It’s taken me 2 years to get here, to the part in my journey that I can confidently say I’m at a ‘new beginning.’ The truth is that with ‘new beginnings,’ there is most often a blurry start, with one year smudging into the other, swinging between ‘endings’ and old narratives, to new beginnings and the possibilities that come with a ‘different way.’
The truth about a new beginning is that to begin, there must first be an end; one that knocks us to our knees, disables us and stops us braving the night. The end is there to defeat us so that we cannot carry on as we were. It offers us no torch to light up the old trodden path we know so well. It leaves us in the dark and it’s here, when we’re feeling lost, hopeless and grief stricken, that we’re faced with a decision. We either stay here, stagnated in this position of helplessness, or we bravely take a step forward and we start walking into the unknown, in a new direction.

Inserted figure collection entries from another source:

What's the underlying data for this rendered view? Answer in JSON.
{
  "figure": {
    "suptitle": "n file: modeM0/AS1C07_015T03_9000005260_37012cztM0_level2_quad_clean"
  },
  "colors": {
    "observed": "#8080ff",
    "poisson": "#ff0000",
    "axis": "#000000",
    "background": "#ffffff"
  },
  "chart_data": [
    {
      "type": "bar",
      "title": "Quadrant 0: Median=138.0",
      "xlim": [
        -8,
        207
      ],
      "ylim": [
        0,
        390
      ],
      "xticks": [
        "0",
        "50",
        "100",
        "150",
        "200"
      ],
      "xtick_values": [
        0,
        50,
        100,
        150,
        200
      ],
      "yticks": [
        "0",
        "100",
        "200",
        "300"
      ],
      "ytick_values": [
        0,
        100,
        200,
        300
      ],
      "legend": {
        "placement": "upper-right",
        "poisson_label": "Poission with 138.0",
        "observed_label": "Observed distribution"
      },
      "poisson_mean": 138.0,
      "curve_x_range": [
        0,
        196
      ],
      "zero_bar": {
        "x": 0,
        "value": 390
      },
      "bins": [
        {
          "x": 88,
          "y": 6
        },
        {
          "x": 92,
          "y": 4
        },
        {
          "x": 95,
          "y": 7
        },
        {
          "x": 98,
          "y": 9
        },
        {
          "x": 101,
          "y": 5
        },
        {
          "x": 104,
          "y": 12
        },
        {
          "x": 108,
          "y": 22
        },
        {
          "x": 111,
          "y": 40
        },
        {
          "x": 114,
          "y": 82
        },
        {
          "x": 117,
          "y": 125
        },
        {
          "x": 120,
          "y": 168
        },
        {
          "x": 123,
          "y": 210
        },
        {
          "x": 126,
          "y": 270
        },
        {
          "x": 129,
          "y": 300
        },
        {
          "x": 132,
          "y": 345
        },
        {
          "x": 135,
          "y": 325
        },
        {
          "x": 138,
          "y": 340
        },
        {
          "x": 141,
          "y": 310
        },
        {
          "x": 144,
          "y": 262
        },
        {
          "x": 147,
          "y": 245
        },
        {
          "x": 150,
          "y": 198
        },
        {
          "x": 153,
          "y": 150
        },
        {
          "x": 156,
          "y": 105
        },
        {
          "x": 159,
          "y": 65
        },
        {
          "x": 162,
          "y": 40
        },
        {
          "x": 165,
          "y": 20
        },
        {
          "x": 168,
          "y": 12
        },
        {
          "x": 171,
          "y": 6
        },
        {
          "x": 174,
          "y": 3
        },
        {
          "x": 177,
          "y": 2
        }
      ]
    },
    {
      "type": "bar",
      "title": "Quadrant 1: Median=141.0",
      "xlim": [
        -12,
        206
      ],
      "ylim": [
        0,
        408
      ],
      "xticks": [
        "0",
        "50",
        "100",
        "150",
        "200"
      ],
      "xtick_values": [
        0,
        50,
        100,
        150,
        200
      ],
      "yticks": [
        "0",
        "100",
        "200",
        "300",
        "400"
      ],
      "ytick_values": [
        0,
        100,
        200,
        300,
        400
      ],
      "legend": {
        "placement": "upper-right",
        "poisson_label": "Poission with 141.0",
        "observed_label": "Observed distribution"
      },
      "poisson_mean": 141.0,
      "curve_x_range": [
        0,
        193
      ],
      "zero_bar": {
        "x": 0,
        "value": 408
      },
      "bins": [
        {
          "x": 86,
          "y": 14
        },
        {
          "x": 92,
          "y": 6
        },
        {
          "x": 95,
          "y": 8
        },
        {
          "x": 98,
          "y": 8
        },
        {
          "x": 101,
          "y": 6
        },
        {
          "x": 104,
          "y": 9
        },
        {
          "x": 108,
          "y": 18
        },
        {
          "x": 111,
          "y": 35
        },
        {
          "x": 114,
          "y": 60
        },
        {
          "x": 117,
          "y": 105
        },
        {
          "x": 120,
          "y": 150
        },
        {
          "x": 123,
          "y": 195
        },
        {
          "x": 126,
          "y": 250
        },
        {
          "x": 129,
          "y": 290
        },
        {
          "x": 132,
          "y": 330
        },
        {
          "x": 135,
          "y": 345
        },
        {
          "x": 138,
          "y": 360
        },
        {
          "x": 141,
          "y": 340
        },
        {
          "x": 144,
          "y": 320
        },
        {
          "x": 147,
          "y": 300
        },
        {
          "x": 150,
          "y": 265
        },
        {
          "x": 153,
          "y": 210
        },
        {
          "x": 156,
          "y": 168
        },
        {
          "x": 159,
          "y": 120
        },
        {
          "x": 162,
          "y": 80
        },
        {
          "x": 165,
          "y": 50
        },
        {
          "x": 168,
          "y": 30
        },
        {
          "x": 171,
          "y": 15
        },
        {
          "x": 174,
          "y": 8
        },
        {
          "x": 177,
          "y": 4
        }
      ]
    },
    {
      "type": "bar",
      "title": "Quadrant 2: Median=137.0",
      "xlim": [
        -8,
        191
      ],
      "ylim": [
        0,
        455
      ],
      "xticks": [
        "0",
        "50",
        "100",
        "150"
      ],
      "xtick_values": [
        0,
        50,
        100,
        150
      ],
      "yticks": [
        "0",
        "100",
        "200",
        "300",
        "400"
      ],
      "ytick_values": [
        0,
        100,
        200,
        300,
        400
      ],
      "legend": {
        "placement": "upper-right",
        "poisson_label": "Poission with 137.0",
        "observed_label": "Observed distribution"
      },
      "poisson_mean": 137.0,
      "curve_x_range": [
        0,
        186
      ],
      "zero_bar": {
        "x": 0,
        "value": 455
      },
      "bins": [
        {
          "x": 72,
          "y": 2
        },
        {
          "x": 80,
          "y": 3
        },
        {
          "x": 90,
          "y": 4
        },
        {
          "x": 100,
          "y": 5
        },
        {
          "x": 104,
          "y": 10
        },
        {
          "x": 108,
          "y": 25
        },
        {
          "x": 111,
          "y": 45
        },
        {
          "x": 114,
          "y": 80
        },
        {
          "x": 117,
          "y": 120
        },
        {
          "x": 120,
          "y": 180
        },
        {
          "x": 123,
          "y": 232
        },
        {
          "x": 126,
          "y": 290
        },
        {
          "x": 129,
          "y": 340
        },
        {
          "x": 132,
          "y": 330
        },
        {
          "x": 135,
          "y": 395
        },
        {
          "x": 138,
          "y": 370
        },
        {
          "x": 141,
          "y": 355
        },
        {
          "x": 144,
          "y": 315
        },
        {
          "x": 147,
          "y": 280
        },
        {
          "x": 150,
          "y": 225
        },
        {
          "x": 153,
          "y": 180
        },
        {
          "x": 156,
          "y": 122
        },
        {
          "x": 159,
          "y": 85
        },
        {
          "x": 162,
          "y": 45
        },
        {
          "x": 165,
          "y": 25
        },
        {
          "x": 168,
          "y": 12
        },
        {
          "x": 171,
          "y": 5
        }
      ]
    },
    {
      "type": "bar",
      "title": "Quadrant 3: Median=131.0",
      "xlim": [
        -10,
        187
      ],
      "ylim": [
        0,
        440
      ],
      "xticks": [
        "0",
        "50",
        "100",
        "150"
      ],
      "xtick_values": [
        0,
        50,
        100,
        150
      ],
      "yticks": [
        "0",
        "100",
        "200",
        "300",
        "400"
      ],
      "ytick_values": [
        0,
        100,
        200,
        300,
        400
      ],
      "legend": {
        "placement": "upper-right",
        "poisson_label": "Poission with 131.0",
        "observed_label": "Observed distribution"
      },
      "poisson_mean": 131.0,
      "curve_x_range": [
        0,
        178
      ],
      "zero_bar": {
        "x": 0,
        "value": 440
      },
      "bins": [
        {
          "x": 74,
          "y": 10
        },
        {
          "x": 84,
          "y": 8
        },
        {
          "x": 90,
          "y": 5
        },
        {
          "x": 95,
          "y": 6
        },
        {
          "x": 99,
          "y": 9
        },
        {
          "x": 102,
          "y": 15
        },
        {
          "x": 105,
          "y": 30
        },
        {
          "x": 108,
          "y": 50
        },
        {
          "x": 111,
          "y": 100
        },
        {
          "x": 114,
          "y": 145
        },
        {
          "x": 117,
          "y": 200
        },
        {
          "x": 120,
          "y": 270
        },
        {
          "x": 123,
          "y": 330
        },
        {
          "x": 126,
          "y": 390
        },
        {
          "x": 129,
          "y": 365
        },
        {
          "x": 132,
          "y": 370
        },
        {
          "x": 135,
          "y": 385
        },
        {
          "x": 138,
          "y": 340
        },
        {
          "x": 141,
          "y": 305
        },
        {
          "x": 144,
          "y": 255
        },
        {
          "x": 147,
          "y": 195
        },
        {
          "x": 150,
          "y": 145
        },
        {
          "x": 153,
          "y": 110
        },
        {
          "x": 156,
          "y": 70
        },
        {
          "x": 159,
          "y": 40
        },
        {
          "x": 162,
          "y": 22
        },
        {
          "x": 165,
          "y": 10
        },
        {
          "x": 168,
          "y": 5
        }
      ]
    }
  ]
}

New beginnings are not always so clear. Sometimes, it takes years to begin again; an inch by inch process in a new direction with regular setbacks. But then something happens and it ‘lands’ with a ‘thump,’ enough for you to turn your head and to look back and see how far you have come; to see that where there was once no space for anything else other than the pain or loss you felt, there is now simply space and enough light to mindfully choose your way. In that moment, you know you’ve turned the page and this is a new chapter, a new beginning.
Join me as I continue to walk down this path, exploring it and experiencing it, with all the bumps and burns and the twists and turns that come with starting something.
The beauty about a ‘new beginning’ is simply that there can be one.
Here begins a new chapter and a new theme for the Rosie Goes Blog: New beginnings.